Compute Shaders for physical constraints
Written by Andre Molnar 2026-03-18
I wanted to understand how I could puppet a mesh with physical constraints between vertices in the most efficient way.
For a small number of vertices, CPU solving is usually good enough.
But what about tens of thousands of verticies?
The multi-pass WebGPU buffer pipelines below are deliberately silly toys to learn about GPU first constraint solving.
GPU Compute Canvas
Drag the yellow dot to 'puppet' the mesh. The slight shimmer you might see are the tiny subdivided triangles.
GPU Compute Canvas 2 (High Solve Density)
This variant targets higher solve-triangle density and changes the solver data model:
- Vertex-to-edge and vertex-to-triangle adjacency lists remove global scans in accumulate passes.
- Vertex repulsion uses a rest-space spatial hash broadphase (local candidate lists) instead of all-to-all comparisons.
App Flow
What is the same in each implementation
- Start from the same closed shape path, resample the perimeter, and generate interior points.
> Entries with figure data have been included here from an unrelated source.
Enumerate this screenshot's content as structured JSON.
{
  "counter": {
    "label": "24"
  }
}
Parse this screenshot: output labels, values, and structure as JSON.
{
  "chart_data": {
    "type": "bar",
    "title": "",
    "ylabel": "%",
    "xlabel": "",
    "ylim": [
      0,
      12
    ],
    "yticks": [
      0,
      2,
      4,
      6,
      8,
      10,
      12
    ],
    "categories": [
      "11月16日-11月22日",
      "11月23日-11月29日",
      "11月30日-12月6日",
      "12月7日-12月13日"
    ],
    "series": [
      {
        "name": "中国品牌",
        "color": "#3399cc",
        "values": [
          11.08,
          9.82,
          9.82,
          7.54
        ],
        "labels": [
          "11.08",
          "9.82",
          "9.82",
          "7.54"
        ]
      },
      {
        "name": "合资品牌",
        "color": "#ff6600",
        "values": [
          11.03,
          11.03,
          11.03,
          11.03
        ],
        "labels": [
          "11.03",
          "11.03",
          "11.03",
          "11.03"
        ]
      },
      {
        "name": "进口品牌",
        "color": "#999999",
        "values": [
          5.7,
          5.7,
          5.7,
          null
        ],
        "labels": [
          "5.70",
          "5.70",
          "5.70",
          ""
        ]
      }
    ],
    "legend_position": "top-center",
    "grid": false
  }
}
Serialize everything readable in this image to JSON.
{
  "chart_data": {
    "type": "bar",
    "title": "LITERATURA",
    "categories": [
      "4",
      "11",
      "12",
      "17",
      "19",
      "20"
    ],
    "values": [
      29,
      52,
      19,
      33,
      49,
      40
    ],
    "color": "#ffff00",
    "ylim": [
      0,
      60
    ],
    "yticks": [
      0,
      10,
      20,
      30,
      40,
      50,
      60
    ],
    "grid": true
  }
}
- Build a triangle mesh, then capture rest-state constraints (edge lengths and triangle areas).
- Drag the same control point to lock the nearest 4 vertices and preserve their control offsets while dragging.
- Solve prediction + constraint passes each frame and render diagnostics in an overlay.
What changes by implementation
- CPU baseline (Tens of Tris): all solving and rendering are CPU-side (JavaScript + Canvas2D).
- GPU v1 (Thousands of Tris): same core constraints, but solving runs in multi-pass WebGPU compute and mesh rendering is WebGPU-native; readback is only used on drag-start for nearest-vertex lock selection.
- GPU v2 (Tens of thousands of Tris): targets higher solve-triangle density and changes the solver data model:
- vertex-to-edge and vertex-to-triangle adjacency lists replace global accumulate scans,
- vertex repulsion uses a rest-space spatial-hash broadphase (local candidate lists) instead of all-to-all checks,
Algorithmic structure still dominates performance even with acceleration.
CPU Baseline Canvas
For comparison, the CPU version of the app runs the same flow but with all constraint solving done in JavaScript on the CPU.
In all honesty, most of the time you don't need more than this. Why would I want to apply constraints to that many triangles anyway?